Modeling COVID-19: The Local Effect of Weather & Cautious Reopening

As we enter May, a new phase in the COVID-19 pandemic begins, one in which we will shift as a nation from response to recovery. To coincide, our team at PolicyLab released today our updated forecasts for COVID-19 cases across 211 U.S. counties to support leaders throughout the country as they prepare to reopen their communities.

Our team began this project because of our commitment to the children and families we care for each day. They have not only had to respond to the risk of COVID-19 infection in their own families, but have also faced challenges of continued employment, school closures and, for many, the loss of income and their livelihoods. 

Our intention as we continue to update our models, known as COVID-Lab: Mapping COVID-19 in Your Community, is to provide rigorous predictions that can inform the reopening of communities for our families and a return to school for their children. But we are mindful of the need to do this safely, as we weigh the risks of COVID-19 infection against the risks that have quickly accumulated from the closing of society. We ask you to remember these are forecasts, and we will update them as actual distancing behavior and weather changes occur in the weeks ahead. They are best viewed in terms of their relative interpretations: how much to be cautious, how slowly to go. The absolute numbers may change, but the overall insights will not.

In our updated models, we again revisit the scenario in which counties would reopen on May 15. In contrast to the original models we released last week, we now consider two fixed assumptions of what activity will return to when an area reopens: a conservative estimate that members of the community will visit non-essential businesses half as much as they did in February, before the epidemic, and a riskier scenario in which individuals’ activity will only be reduced by 33% from what they were doing in February. We also illustrate what waiting until June 1 to implement these changes could mean for a county. Here are just two examples: 

Above are the projections for Philadelphia County. 

Above are the projections for Allegheny County.

Our results reveal that, in general, large, densely populated communities do better by reopening slowly and cautiously. At the same time, we would encourage you to check out your own county, as some continue to have high enough transmission, where the margin for error is lower. 

These updated models differ from the earlier versions in that we are detecting stronger effects of higher temperatures as we move further into spring. That is good news. However, the effect of higher temperatures continues to have some degree of uncertainty. Within our range of spring temperatures, we are likely observing two main competing forces on viral transmission: the direct influence of temperature on reducing aerosolized transmission of the virus and the likelihood that social gathering behavior within communities increases, particularly the desire to go outdoors and be with friends. (We call that the Mardi Gras effect.)

We will need data that includes summer temperatures to be more certain of the potential benefit of higher temperatures in reducing transmission. To the degree that people remain cautious, we hope it will allow the warming temperatures to have maximum benefit in reducing viral transmission. High humidity remains the X factor; more on that once those hazy days arrive. The Memorial Day barbecue will go on, but perhaps it should be smaller and more intimate.

We will take some good news when we can. The increasing influence of warming temperatures has downgraded our forecast for a second large peak of cases in many locations. However, we would caution that by itself, higher temperatures are unlikely to be enough to substantially decrease community transmission. Social distancing remains the most important factor, as does the number of cases a community has when they decide to reopen, and the proximity of their reproduction number (R) to a value of 1. (For every COVID-19 case, R estimates the number of additional individuals infected.) If their R has not degraded well below 1 when they reopen, their risk for continued or elevated transmission is higher in this forecast. 

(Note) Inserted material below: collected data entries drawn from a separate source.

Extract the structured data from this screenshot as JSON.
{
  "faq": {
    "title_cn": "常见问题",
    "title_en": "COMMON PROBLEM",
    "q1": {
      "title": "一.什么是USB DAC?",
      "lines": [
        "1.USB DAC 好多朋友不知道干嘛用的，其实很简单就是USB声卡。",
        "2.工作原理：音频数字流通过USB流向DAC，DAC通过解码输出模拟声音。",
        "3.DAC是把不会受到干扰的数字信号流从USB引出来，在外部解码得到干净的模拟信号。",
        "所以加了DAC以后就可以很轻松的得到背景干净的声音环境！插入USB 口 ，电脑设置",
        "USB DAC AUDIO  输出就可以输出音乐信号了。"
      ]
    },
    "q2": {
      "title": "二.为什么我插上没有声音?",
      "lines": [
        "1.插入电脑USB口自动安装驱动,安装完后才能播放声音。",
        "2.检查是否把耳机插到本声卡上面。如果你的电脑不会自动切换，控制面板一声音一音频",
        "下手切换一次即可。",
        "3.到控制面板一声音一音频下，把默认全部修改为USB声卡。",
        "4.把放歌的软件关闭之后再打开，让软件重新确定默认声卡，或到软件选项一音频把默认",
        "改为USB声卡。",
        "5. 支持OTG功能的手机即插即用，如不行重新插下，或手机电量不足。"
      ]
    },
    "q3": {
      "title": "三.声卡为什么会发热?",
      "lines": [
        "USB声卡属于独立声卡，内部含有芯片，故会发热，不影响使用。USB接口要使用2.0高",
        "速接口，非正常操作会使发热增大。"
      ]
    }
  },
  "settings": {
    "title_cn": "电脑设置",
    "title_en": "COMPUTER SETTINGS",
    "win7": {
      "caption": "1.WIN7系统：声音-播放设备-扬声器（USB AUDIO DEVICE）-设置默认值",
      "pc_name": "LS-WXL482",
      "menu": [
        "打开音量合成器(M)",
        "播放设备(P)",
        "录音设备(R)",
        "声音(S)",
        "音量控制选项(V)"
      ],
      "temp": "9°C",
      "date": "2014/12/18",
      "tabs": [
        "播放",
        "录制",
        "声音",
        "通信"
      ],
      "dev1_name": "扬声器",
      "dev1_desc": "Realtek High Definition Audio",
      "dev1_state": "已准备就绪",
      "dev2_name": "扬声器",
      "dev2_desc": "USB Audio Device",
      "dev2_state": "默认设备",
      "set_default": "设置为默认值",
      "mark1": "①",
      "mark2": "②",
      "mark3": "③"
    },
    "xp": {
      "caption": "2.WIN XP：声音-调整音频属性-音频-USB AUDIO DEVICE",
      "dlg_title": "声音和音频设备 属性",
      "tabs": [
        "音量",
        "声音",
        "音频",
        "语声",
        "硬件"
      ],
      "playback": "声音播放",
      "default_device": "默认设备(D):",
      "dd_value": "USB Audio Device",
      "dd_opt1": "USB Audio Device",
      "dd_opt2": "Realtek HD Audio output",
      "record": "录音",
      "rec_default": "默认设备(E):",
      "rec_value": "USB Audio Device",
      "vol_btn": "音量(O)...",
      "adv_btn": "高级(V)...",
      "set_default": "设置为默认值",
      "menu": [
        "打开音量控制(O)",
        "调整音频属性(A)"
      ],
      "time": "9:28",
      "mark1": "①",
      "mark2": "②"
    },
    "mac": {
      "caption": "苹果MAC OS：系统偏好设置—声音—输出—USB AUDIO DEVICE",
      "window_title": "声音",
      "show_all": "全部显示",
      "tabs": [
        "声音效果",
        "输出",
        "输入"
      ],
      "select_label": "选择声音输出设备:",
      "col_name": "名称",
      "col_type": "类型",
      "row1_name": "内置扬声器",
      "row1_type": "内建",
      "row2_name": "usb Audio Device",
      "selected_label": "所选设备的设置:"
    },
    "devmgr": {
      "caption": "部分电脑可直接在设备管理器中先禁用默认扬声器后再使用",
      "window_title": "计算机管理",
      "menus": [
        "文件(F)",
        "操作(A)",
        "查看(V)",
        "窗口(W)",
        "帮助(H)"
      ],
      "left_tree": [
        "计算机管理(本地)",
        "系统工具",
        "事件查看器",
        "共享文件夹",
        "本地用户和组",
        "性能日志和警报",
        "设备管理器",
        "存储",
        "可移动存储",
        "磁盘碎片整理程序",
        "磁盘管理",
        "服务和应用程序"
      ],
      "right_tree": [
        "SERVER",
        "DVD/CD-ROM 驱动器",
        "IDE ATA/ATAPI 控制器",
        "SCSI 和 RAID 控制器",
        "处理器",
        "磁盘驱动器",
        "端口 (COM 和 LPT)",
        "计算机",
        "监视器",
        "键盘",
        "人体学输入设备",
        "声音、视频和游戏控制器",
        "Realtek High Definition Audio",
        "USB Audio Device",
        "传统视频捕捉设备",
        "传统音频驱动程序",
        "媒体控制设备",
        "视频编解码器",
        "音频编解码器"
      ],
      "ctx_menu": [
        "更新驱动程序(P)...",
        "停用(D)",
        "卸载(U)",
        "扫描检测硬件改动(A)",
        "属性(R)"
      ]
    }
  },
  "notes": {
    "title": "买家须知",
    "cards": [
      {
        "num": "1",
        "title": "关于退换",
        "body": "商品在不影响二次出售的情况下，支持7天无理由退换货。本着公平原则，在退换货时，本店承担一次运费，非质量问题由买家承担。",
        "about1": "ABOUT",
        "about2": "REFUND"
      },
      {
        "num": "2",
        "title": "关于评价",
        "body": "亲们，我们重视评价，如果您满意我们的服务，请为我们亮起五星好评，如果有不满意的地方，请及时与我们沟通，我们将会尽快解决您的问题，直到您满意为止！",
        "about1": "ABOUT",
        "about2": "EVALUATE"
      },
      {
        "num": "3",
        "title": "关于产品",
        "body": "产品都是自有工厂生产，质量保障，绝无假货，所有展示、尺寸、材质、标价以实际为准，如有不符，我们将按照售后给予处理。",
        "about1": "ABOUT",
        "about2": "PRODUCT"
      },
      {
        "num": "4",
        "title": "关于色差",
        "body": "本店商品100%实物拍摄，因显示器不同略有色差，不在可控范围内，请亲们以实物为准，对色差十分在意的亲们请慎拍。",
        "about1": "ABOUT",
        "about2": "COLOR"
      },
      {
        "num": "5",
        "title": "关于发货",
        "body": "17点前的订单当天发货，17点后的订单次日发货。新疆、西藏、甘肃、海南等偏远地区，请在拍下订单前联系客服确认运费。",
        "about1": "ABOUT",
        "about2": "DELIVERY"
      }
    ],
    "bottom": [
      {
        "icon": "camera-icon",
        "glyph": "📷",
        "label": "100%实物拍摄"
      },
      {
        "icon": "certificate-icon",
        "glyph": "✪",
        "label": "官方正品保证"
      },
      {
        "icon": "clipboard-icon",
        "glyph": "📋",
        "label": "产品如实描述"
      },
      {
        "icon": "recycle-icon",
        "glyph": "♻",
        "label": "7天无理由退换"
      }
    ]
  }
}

We would also caution against complacency in communities that have better forecasts. The contagiousness of the virus means that the risk for a nursing home outbreak or spread among a group of workers in a factory or meatpacking plant remains high, whether in a rural or urban location. Practices that decrease transmission that are not accounted for in our models, such as masking and maintaining physical distance, remain an important part of the strategy to prevent future outbreaks. And we should be mindful that the long game is to have as few cases as possible going into fall when temperatures start to decline again.

So, what’s next for the COVID-Lab modeling project? We look forward to replacing our forecasts with more real-time data. As communities make different choices in the weeks ahead, we will shift from long-range forecasts to monitoring individual communities for their risk for resurgence in a shorter time window. We recognize that decisions will be made more frequently, from which the horizon for surveillance will be the next 2-4 weeks, and not the whole summer. We also look forward to incorporating emerging serology data into our estimates. In places like New York City, seroprevalence rates may have reached 20%. If it turns out that immunity is conferred by infection, that community-wide immunity will likely help reduce transmission risk for those areas in the months ahead.

Thanks for visiting our site, and for taking this journey with us. We look forward to sharing our work over the weeks ahead.